It's been a happy convergence of spring going into summer events and my lack of travel (til Bangkok in July) that accounts for my frenzied schedule. The latest rundown (apart from the recent drama with the Caps):
Last Saturday, the international mother's day bazaar at the Islamic Center, which drew a lot of people who were also attending the EU Open Houses. MoBob and I went with three Moroccan friends, for whom it was their first visit to the mosque. Two ladies provided caftans and headscarves at the entrance, and, as always, I looked like a Malaysian exchange student.
That evening we attended "The Spirit of Polynesia" show at the Washington DC Temple Visitors Center. We were seated way in the back (Moroccan/Polynesian time) and heard a young man with a big, booming voice over the course of the evening. During the Samoan segment, we saw him bound down the stairs and start dancing on stage. It was a homesick Samoan elder! I hope he didn't get reprimanded for that.
Plus, I love that we were probably the only car with a Cal bumper sticker in the parking lot.
We were planning to see the Song1 installation but the skies didn't cooperate until Wednesday. MB and I brought camp chairs and enjoyed the projection. So beautiful. I actually teared up, though not at the specter of Giant Tilda Swinton. We were next to a young woman with five little ones who all looked under the age of 6 or 7, who sat calmly in the dark. We were all transfixed.
This is the stuff I've been working on: Obama Unveils Private-Public Partnership on Food Aid.
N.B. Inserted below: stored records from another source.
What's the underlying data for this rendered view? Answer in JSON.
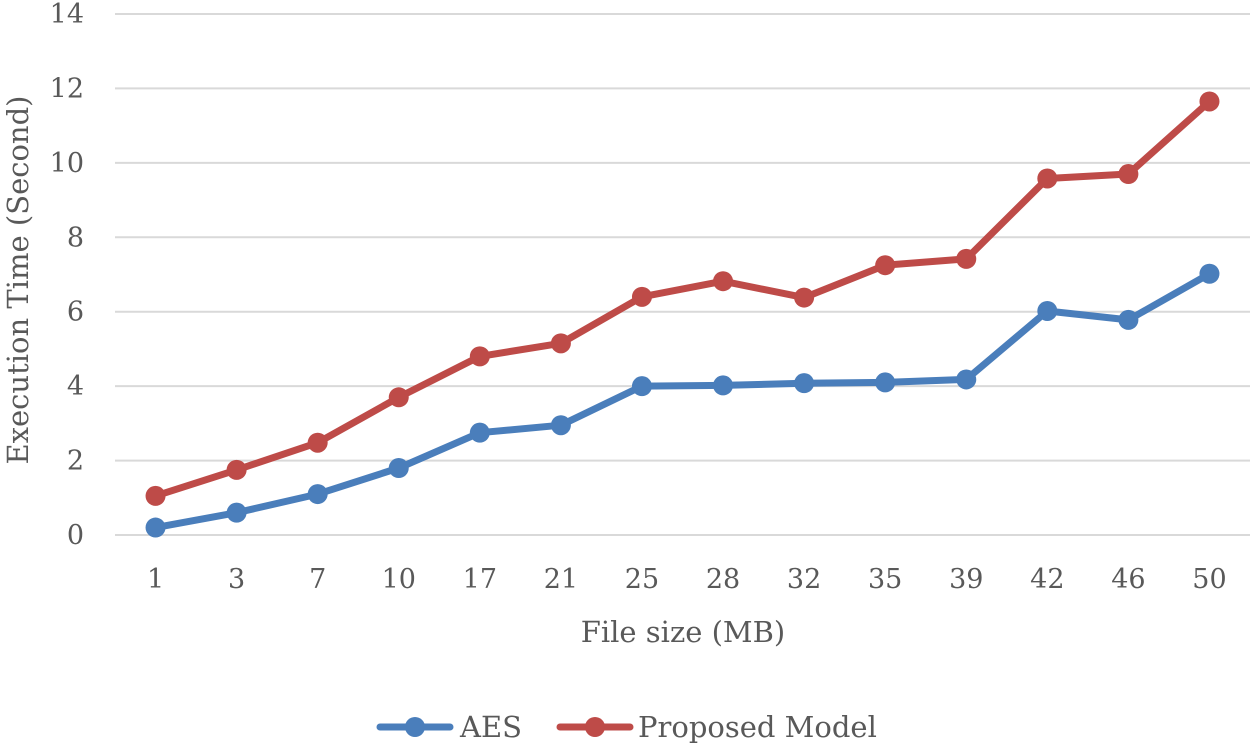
{
  "chart_data": {
    "type": "line",
    "title": "",
    "xlabel": "File size (MB)",
    "ylabel": "Execution Time (Second)",
    "categories": [
      "1",
      "3",
      "7",
      "10",
      "17",
      "21",
      "25",
      "28",
      "32",
      "35",
      "39",
      "42",
      "46",
      "50"
    ],
    "ylim": [
      0,
      14
    ],
    "yticks": [
      0,
      2,
      4,
      6,
      8,
      10,
      12,
      14
    ],
    "grid": true,
    "legend_position": "bottom",
    "series": [
      {
        "name": "AES",
        "color": "#4a7ebb",
        "values": [
          0.2,
          0.6,
          1.1,
          1.8,
          2.75,
          2.95,
          4.0,
          4.02,
          4.08,
          4.1,
          4.18,
          6.02,
          5.78,
          7.02
        ]
      },
      {
        "name": "Proposed Model",
        "color": "#be4b48",
        "values": [
          1.05,
          1.75,
          2.48,
          3.7,
          4.8,
          5.15,
          6.4,
          6.82,
          6.38,
          7.25,
          7.42,
          9.58,
          9.7,
          11.65
        ]
      }
    ]
  }
}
I was glad to see Daniel Libeskind speak at the Goethe Institute. The public was invited to listen to him converse with the director of the National Building Museum, which was a nice format. I took a look at my notes:
architecture is a musical performance
there is an urgency to history
history is what architecture is
the notion of a collective memory is very abstract
what is the difference between space and void?
there is a tension between the building and the exhibits it holds
Jacques Derrida was a friend of mine
And for the start of the weekend, we went to the famous Bistro du Coin. It was OK. The waiter was authentically distracted and rude, but accepted our orders in French.